Canzonzabar regards the goons. Whatever threat he made leaves them visibly shaken.
Well, devil, it seems you have earned some right to brag tonight. I am genuinely impressed–though I don’t find you particularly frightening myself.
Canzonzabar calmly replies to Drum’s threat, “What a cunning speculation to put forward. I would have expected nothing less from alternatively stylized escapees of a Pandemonium-inspired circus.” Pausing for effect, the devil adds: “I assure you, my remedies do not shoot blanks.”
“I think your kind are better served elsewhere,” says Penance in a voice laced with magic.
The Joker’s weak minded goons scurry down the stairs, compelled by Penance’s magic.
Bruce straightened, the intensity returning to his voice, "You call yourself a Joker, then tell us a joke whydon'cha," he says, drawing a disapproving look from Penance. The intensity vanishes and Bruce hangs his head and sighs.
Penance resumed his conversation with Canzonzabar as though nothing had happened, “Canzonabar, you were saying your business was in..." Penance trails off, affording the falxugon an opportunity to respond.
“Well, a little of this, and a little of that,” the Devil replied, “My main focuses revolve around matters that require a tactful tongue, rather than brute violence. I serve as a diplomat, a negotiator, a mediator, what-have-you. I also provide consultation in subjects of planar nature, and I provide access to valuable papers, in ways much more expedient and efficient than through conventional authorities.
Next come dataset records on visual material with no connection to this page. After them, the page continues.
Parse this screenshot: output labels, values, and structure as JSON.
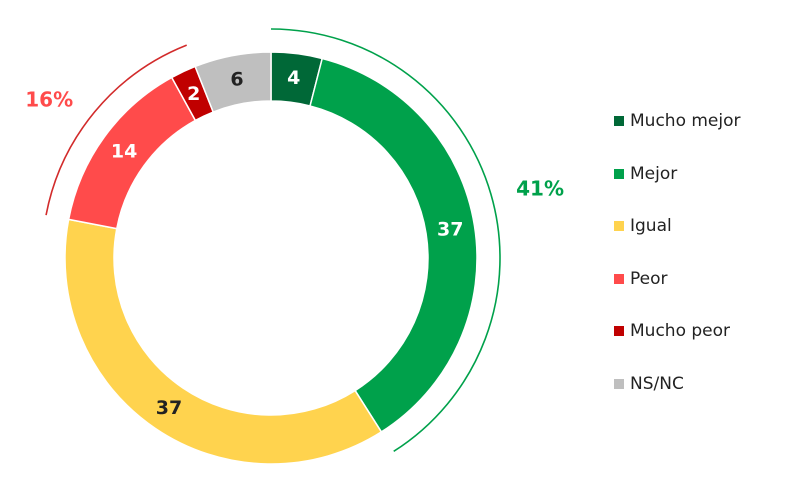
{
  "chart_data": {
    "type": "donut",
    "unit": "%",
    "segments": [
      {
        "label": "Mucho mejor",
        "value": 4,
        "color": "#006837",
        "text_color": "#ffffff"
      },
      {
        "label": "Mejor",
        "value": 37,
        "color": "#00a14b",
        "text_color": "#ffffff"
      },
      {
        "label": "Igual",
        "value": 37,
        "color": "#ffd34e",
        "text_color": "#222222"
      },
      {
        "label": "Peor",
        "value": 14,
        "color": "#ff4b4b",
        "text_color": "#ffffff"
      },
      {
        "label": "Mucho peor",
        "value": 2,
        "color": "#c00000",
        "text_color": "#ffffff"
      },
      {
        "label": "NS/NC",
        "value": 6,
        "color": "#bfbfbf",
        "text_color": "#222222"
      }
    ],
    "groups": [
      {
        "label": "41%",
        "segments": [
          "Mucho mejor",
          "Mejor"
        ],
        "color": "#00a14b"
      },
      {
        "label": "16%",
        "segments": [
          "Peor",
          "Mucho peor"
        ],
        "color": "#ff4b4b",
        "line_color": "#d22b2b"
      }
    ],
    "legend_position": "right"
  }
}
In addition, I am authorized by my superiors to channel a variety of favors to mortal clients – typically gold or magical increase in personal prowess, depending on the client’s needs, in exchange for… trifling posthumous services.”
Smiling wickedly, Canzon adds, “And should any of you be interested, I am certain we can come to a favorable arrangement.”
"Quite a vocation...and what would you call this...brokerage of information? I'd be highly invested in hearing some of the means by which you acquired such a vast network of programs to capitalize on your...talents."
“I would call it just that, brokerage of information; though I would not say my services are restricted to what such a description may imply. Details vary depending on the case in question, but should you have a specific conundrum in mind, please do indulge me.” The falxugon’s tail brushes off a speck of dust from his vest. “It takes centuries to establish a network the likes of which I benefit from, Mr. Penance,” the devil adds, “The means that I employed to go about with this… well, you have to keep your business secrets safe, or you’d quickly be ought of business, wouldn’t you agree?”
Centuries? Beh. There’s an arcanaloth sitting next to you, and you ask the devil about his spy network.